L’UA renonce à dépêcher une force au Burundi : Pourquoi cette énième dérobade ?
Opinion

L'Express, 31 janvier 2016

Burundi : Faut-il huer l’UA ?

L’Union africaine (UA) s’est donc une fois de plus hissée à la hauteur de sa légende. Réunie ce week-end en son siège éthiopien d’Addis-Abeba pour son 26e sommet, l’instance continentale a renoncé à dépêcher une force de maintien de la paix au Burundi, théâtre d’un sanglant naufrage ; et ce, six semaines après avoir arrêté le principe de l’envoi d’une Mission de prévention et de protection (Maprobu) dotée de 5000 hommes.

Renoncer, surseoir, ajourner, différer, atermoyer : c’est il est vrai, au risque d’épuiser le dictionnaire des synonymes, ce que l’UA fait le mieux, et avec le plus de constance. Commentaire agacé du Tchadien Idriss Déby Itno, élevé pour un an à la dignité de président en exercice de l’Union : « Nous nous réunissons trop souvent, nous parlons toujours trop, nous écrivons toujours beaucoup, mais nous n’agissons pas assez et parfois pas du tout. » La franchise : voilà au moins une vertu qu’il faut mettre au crédit de Déby.

Pourquoi cette énième dérobade ? Deux raisons, ou plutôt deux prétextes. D’abord, les réticences d’une poignée de chefs d’Etat. Il serait paraît-il « inimaginable » de déployer un tel dispositif dans un pays-membre, sans l’aval de celui-ci. Thèse notamment endossée par le Gambien Yahya Jammeh, clown tragique et tyran ubuesque.

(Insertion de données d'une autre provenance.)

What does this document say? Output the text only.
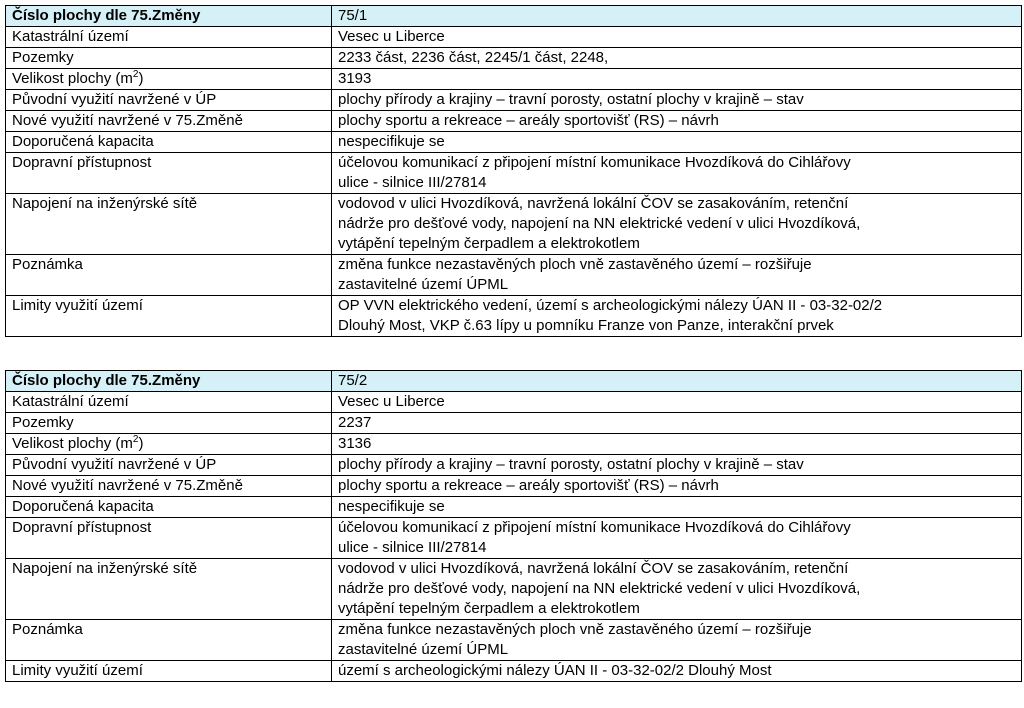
Číslo plochy dle 75.Změny	75/1
Katastrální území	Vesec u Liberce
Pozemky	2233 část, 2236 část, 2245/1 část, 2248,
Velikost plochy $(m^2)$	3193
Původní využití navržené v ÚP	plochy přírody a krajiny – travní porosty, ostatní plochy v krajině – stav
Nové využití navržené v 75.Změně	plochy sportu a rekreace – areály sportovišť (RS) – návrh
Doporučená kapacita	nespecifikuje se
Dopravní přístupnost	účelovou komunikací z připojení místní komunikace Hvozdíková do Cihlářovy
ulice - silnice III/27814

Napojení na inženýrské sítě	vodovod v ulici Hvozdíková, navržená lokální ČOV se zasakováním, retenční
nádrže pro dešťové vody, napojení na NN elektrické vedení v ulici Hvozdíková,
vytápění tepelným čerpadlem a elektrokotlem

Poznámka	změna funkce nezastavěných ploch vně zastavěného území – rozšiřuje
zastavitelné území ÚPML

Limity využití území	OP VVN elektrického vedení, území s archeologickými nálezy ÚAN II - 03-32-02/2
Dlouhý Most, VKP č.63 lípy u pomníku Franze von Panze, interakční prvek
Číslo plochy dle 75.Změny	75/2
Katastrální území	Vesec u Liberce
Pozemky	2237
Velikost plochy $(m^2)$	3136
Původní využití navržené v ÚP	plochy přírody a krajiny – travní porosty, ostatní plochy v krajině – stav
Nové využití navržené v 75.Změně	plochy sportu a rekreace – areály sportovišť (RS) – návrh
Doporučená kapacita	nespecifikuje se
Dopravní přístupnost	účelovou komunikací z připojení místní komunikace Hvozdíková do Cihlářovy
ulice - silnice III/27814

Napojení na inženýrské sítě	vodovod v ulici Hvozdíková, navržená lokální ČOV se zasakováním, retenční
nádrže pro dešťové vody, napojení na NN elektrické vedení v ulici Hvozdíková,
vytápění tepelným čerpadlem a elektrokotlem

Poznámka	změna funkce nezastavěných ploch vně zastavěného území – rozšiřuje
zastavitelné území ÚPML

Limity využití území	území s archeologickými nálezy ÚAN II - 03-32-02/2 Dlouhý Most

Le second alibi n’est que le corollaire du premier : l’opposition frontale du régime de Bujumbura, Pierre Nkurunziza, absent d’Addis, ayant juré de traiter l’hypothétique Maprobu avec les égards dus à une « force d’invasion et d’occupation ». En clair, toute requête adressée à un despote aux abois devrait être formulée en ces termes : « Excellence, auriez-vous l’extrême obligeance de consentir à accueillir sur vos terres un contingent susceptible, si toutefois vous n’y voyez aucun inconvénient, de tempérer les ardeurs exterminatrices de vos séides ? »

Soucieuse de privilégier le dialogue, l’UA, dont les pontes sont, comme on dit entre Libreville et Yaoundé, « nés avant la honte », promet donc d’expédier in situ une « délégation de très haut niveau ».

Naviguerait-elle à une altitude himalayenne, voire stratosphérique, que cette équipée d’émissaires aurait fort peu de chances d’enrayer la descente aux enfers d’un Burundi sur lequel plane le spectre de la guerre civile, réplique du conflit qui saigna ce petit pays des Grands Lacs de 1993 à 2003.

Exécutions sommaires, raids punitifs, accrochages nocturnes entre les garde-chiourmes du pouvoir et une opposition qui se radicalise et se militarise : on recense déjà 400 tués et 230000 civils contraints à l’exil.

Selon Amnesty International, une série d’images satellites captées récemment tend à corroborer les récits de témoins quant à l’ensevelissement à la mi-décembre de dizaines de cadavres dans divers charniers et fosses communes. Il sera toujours temps d’envoyer le moment venu une Force de maintien de la paix des cimetières.